Dry Skin Meteorology
Perhaps even more interesting than differences in the annual averages in water vapor levels are the climatologic events that can increase drying stresses on skin. As an illustration, the annual average absolute humidities for Los Angeles and Atlanta are comparable, but the seasonal trends in water vapor levels are quite different. The adjacent chart for Atlanta shows distinct seasonal trends in hourly water vapor concentrations that are punctuated with multiple drying pulses (and wet periods too), particularly in the Fall months. On the other hand, the seasonal changes for Los Angeles are not as distinct, yet there are pronounced drying trends that occur intermittently that drive down the water vapor levels. You can also compare the Google Trends search results for "Dry Skin" for these cities during 2016 with the water vapor levels.

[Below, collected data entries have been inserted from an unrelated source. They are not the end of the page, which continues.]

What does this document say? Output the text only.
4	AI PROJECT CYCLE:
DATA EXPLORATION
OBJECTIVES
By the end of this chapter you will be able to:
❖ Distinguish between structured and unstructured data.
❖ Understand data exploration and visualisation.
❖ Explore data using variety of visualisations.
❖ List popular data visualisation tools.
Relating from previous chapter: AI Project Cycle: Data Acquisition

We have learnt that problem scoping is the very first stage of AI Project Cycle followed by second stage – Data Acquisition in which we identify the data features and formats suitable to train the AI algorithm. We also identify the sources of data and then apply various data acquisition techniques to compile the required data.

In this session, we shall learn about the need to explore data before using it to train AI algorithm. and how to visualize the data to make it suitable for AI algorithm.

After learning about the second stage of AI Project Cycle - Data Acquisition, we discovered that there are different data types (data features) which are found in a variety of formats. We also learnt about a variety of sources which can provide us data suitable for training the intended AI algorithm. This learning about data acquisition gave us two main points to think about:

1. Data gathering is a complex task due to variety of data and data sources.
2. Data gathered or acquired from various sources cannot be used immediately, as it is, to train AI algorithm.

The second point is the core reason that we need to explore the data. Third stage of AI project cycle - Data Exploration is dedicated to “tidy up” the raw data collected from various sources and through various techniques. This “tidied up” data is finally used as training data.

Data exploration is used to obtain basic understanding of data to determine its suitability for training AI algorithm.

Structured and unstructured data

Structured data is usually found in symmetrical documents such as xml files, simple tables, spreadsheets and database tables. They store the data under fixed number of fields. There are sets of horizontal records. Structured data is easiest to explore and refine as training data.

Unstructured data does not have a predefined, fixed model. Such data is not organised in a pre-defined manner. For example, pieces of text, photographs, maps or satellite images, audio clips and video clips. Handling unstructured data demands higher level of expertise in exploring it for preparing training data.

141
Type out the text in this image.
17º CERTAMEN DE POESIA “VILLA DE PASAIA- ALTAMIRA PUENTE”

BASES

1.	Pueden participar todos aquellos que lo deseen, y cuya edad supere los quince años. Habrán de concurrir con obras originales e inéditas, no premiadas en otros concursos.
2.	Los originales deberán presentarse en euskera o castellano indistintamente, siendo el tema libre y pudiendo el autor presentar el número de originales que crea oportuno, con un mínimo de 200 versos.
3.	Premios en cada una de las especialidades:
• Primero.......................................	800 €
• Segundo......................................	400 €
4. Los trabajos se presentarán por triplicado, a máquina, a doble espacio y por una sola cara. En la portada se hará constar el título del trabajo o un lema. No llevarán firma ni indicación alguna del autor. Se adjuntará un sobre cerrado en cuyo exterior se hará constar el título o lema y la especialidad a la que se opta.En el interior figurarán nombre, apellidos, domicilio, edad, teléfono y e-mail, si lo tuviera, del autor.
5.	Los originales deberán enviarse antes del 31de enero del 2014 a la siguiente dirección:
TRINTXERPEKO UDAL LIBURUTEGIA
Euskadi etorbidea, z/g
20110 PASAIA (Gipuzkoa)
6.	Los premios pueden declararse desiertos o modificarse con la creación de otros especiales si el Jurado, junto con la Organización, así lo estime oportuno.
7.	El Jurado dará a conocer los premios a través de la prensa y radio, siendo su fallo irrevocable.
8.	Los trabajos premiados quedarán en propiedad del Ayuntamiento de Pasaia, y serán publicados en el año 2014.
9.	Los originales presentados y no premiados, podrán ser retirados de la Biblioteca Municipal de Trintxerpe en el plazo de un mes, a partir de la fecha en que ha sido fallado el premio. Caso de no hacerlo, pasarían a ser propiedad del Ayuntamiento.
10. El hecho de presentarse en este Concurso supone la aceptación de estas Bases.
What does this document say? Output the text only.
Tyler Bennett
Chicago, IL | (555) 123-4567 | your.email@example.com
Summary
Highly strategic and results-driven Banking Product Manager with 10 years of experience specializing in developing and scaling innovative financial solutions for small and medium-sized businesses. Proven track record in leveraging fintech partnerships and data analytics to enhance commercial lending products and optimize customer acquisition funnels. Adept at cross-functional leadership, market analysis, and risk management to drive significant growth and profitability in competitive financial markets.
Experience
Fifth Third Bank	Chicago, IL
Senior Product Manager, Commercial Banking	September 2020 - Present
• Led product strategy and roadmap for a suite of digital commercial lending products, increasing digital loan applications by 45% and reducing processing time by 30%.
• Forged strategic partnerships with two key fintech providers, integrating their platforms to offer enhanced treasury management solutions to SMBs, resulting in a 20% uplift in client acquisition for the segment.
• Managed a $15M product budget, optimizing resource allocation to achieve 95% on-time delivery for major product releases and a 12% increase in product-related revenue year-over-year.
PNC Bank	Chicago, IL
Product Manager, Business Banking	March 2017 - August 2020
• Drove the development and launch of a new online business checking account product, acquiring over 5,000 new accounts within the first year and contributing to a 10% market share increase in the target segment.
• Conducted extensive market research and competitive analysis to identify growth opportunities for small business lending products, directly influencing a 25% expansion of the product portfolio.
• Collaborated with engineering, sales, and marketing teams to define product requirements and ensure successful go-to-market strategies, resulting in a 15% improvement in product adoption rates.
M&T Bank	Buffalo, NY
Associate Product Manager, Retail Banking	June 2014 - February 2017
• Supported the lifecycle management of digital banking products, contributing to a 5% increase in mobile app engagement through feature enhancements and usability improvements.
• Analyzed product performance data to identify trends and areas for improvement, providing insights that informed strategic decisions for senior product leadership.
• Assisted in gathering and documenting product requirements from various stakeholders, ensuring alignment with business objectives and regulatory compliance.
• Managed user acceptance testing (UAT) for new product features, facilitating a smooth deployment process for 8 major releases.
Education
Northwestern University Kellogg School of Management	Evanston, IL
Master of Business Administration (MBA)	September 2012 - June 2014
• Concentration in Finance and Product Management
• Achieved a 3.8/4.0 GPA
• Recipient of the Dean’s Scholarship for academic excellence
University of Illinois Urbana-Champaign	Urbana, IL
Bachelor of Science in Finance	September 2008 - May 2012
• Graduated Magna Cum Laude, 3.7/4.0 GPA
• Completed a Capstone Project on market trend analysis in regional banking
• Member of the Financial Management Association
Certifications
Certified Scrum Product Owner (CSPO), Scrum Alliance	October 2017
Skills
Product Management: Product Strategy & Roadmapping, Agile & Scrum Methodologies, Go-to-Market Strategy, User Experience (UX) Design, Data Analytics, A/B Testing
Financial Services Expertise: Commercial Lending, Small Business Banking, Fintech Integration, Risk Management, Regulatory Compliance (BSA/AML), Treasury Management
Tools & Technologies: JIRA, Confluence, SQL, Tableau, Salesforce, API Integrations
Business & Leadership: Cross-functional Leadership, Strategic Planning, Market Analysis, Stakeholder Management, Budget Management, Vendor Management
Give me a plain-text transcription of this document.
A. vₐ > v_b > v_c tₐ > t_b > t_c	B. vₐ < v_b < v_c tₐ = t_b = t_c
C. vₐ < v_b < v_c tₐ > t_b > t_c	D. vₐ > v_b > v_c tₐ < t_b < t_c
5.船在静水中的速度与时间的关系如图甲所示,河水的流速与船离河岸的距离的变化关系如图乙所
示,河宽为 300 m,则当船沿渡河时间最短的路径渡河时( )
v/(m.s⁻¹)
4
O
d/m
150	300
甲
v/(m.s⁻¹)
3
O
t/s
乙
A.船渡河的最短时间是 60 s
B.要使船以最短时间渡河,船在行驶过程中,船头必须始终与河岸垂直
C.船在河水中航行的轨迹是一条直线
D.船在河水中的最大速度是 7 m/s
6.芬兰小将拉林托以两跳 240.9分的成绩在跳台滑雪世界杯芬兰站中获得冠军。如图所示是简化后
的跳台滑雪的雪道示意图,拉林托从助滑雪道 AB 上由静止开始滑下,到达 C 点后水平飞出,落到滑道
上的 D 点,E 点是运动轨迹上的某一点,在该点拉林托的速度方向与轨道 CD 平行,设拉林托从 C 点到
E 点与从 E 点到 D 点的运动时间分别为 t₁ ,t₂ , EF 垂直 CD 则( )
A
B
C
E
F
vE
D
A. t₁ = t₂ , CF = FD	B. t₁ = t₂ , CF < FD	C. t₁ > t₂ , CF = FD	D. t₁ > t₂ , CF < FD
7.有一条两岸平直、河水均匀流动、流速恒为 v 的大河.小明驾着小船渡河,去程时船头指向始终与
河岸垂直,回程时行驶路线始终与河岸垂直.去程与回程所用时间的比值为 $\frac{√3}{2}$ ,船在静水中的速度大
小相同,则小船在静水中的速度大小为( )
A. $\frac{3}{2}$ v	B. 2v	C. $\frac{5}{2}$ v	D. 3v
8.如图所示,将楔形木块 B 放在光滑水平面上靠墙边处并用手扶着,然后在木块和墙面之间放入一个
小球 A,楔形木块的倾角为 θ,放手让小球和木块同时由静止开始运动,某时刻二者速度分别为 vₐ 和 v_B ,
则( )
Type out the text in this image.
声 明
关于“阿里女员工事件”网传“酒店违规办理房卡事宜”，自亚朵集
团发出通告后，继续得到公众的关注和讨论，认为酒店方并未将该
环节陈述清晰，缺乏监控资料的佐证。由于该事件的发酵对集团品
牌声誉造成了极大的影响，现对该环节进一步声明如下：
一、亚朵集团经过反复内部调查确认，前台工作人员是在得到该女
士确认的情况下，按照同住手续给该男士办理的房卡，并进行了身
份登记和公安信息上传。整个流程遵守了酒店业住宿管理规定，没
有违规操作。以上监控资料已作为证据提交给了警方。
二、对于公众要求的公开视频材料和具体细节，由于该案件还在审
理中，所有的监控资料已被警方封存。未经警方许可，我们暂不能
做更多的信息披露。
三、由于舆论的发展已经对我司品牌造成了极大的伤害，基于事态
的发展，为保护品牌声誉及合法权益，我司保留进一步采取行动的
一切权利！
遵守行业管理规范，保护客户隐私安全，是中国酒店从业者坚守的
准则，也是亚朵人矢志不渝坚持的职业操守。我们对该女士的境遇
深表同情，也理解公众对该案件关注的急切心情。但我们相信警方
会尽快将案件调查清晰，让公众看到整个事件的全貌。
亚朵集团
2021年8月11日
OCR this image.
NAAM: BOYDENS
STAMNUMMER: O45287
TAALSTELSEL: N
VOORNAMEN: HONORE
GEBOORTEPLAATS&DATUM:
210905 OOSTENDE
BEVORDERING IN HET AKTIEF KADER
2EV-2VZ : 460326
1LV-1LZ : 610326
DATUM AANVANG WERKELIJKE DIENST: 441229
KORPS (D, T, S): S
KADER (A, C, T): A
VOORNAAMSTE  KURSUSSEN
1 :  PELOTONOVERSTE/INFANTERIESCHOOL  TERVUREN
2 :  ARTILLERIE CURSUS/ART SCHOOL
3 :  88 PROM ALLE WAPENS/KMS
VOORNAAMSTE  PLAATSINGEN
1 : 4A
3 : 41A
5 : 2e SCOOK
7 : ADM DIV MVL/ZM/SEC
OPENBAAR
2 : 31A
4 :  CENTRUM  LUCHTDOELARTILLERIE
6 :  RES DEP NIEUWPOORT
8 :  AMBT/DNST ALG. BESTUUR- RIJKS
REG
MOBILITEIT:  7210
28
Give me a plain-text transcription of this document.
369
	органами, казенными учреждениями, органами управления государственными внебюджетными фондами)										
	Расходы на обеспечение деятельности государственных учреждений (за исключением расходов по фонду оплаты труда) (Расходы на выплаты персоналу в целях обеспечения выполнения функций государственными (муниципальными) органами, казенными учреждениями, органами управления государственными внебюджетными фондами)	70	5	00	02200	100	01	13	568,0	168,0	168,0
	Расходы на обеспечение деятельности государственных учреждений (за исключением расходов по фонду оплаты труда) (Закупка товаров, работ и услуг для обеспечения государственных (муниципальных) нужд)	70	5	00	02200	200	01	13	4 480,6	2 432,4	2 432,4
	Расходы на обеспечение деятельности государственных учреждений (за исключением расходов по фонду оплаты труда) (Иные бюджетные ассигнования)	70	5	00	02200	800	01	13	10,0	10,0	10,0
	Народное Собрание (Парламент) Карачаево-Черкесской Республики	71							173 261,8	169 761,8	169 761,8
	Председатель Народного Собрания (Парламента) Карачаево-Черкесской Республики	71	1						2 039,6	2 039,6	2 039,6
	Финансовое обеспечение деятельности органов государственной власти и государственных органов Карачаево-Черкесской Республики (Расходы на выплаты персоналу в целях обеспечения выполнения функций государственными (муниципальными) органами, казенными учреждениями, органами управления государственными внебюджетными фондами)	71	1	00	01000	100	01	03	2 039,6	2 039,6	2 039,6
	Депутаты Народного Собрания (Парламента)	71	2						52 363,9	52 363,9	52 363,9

If you’ve ever wondered why you experience drier skin during different times of the year, these charts indicate that meteorologic events (e.g., high pressure area with cold, dry air) can contribute to drier indoor air that in turn can increase the potential for dry skin formation. The magnitude of the associated drying stresses and your skin’s hydration level also depend on the properties of your residence (e.g., building materials, water vapor sources, etc.) and biochemical response(s) of your skin to dry air (which change with age).
To ensure that you are not caught off guard by drying trends or periodic meteorologic events that lead to increased drying stresses indoors, we are continuing the development of the DSI Sense sensor that measures the Dry Skin Index from indoor and temperature and humidity. Now that the beta testing is completed, we are working on the final design requirements. You can sign up to keep informed about the next steps for the sensor—we hope you’ll be surprised!
- Each climatic region of the US displays unique characteristics that will influence your skin care practices aimed at preventing the formation of dry, flaky skin. For example, a resident of Denver dealing with dry skin would want to use both moisturizers and a room humidifier because of the low levels of water vapor in air.
- Periodic incursions of dry air into the urban atmosphere where you live will alter indoor humidities and hence drying stresses on your skin. However, since you can't sense these subtle changes, an indoor sensor that measures the Dry Skin Index would help inform your skin care practices.